1
0
Entering edit mode
2.7 years ago
wangdp123 ▴ 250

Hi there,

I am using STAR+cufflink combination to handle the unstranded paired-end RNA-Seq datasets.

1. I wonder if there are a set of typical parameters for both STAR and cufflink?

For STAR:

STAR --runThreadN 1 --runMode alignReads --genomeDir index --readFilesIn sample_r1.fq sample_r2.fq --outFileNamePrefix sample_ --outSAMtype BAM SortedByCoordinate --outSAMattributes All --outSAMstrandField intronMotif


cufflinks -p 1 -G sample.gtf -o sample_clout sample_Aligned.sortedByCoord.out.bam


By running the above two command lines, I encountered a warning message:

"Warning: Using default Gaussian distribution due to insufficient paired-end reads in open ranges. It is recommended that correct parameters (--frag-len-mean and --frag-len-std-dev) be provided."

Does this warning matter? Is anything gone wrong?

1. I noticed from the STAR manual that for unstranded RNA-Seq data, we should give the parameter "--outSAMstrandField intronMotif" to STAR. And I tested the following three scenarios:

(1) without --outSAMattributes without --outSAMstrandField, the error message from Cufflinks: BAM record error: found spliced alignment without XS attribute (1) --outSAMattributes All --outSAMstrandField intronMotif, no error message, I can see the XS attribute in the BAM file. (1) --outSAMattributes Standard --outSAMstrandField intronMotif, no error message, I can see that there is NO XS attribute in the BAM file.

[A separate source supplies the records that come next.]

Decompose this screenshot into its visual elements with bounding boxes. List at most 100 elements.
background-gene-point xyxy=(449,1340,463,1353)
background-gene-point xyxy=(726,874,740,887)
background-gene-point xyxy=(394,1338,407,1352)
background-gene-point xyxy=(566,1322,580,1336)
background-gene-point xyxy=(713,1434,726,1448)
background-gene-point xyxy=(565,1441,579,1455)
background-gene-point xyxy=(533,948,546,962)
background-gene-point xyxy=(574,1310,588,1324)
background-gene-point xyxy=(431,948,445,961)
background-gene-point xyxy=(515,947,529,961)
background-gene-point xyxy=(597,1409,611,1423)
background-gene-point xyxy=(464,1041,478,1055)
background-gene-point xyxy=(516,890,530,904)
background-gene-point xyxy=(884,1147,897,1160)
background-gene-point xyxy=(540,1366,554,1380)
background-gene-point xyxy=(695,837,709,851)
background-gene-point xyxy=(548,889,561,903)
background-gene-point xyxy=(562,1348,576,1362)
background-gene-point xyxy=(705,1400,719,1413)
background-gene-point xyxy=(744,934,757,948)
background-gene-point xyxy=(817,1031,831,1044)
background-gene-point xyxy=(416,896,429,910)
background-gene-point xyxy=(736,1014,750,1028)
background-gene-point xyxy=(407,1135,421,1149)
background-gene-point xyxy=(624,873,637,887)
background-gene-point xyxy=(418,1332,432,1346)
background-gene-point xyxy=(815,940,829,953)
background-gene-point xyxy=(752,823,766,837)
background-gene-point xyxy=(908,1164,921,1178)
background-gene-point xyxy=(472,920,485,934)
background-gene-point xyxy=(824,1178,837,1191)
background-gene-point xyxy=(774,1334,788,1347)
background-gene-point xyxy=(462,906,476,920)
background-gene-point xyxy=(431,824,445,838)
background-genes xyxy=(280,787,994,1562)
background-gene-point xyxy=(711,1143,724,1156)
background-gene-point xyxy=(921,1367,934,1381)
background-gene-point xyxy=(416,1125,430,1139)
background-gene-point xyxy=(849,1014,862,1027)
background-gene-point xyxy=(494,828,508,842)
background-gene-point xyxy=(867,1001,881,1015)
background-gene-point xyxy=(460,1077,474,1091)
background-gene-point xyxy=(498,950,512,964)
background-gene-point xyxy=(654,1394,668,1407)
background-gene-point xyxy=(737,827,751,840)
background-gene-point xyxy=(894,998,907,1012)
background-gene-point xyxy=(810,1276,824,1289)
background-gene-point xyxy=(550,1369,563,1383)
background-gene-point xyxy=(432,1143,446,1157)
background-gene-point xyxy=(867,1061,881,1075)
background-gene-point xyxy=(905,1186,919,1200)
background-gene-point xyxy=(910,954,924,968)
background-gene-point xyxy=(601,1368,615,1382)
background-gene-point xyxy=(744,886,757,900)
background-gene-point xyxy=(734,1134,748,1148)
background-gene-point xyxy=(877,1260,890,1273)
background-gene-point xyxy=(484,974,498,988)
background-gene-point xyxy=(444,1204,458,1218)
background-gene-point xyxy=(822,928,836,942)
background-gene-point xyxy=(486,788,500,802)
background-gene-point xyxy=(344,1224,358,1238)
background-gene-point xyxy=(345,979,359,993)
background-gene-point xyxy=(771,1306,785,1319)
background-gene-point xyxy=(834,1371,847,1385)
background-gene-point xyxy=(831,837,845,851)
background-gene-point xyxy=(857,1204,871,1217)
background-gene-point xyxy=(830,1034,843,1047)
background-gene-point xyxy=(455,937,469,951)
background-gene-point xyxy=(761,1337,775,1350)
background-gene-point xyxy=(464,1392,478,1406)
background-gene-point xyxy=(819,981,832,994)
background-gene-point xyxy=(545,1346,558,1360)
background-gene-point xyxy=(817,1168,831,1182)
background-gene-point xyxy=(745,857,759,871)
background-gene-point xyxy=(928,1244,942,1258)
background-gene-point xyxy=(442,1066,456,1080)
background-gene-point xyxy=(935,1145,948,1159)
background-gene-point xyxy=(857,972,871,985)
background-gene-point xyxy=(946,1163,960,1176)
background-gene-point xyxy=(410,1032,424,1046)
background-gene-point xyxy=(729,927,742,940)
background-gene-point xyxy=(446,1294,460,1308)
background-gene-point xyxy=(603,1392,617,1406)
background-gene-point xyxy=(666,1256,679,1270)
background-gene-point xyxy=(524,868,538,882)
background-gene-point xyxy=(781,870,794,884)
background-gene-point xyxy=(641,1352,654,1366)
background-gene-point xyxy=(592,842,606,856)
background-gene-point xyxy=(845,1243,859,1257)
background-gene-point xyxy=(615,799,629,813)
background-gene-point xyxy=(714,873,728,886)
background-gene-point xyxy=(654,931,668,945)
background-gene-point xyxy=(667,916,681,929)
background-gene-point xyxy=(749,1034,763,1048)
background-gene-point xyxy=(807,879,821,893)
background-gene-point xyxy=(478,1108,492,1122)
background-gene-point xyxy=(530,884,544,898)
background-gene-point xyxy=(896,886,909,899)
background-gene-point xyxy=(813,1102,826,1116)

Does this mean using either "--outSAMattributes All" and "--outSAMattributes Standard" will get to the same destination? Does Cufflinks treat them in the same way?

Tom

RNA-Seq STAR Cufflinks • 3.0k views
0
Entering edit mode
2.7 years ago

The error has nothing to do with the strandedness of the data.

It is about the estimated fragment sizes for the read pairs. The 9th column of the BAM file contains the TLEN field, (template lenght). The --frag-len-mean and --frag-len-std-dev is asking for the mean value of TLEN and its standard deviation. I am not sure why there seem to be insufficient data there.

Either ignore the warning or figure out the mean and stdev for your data from that column.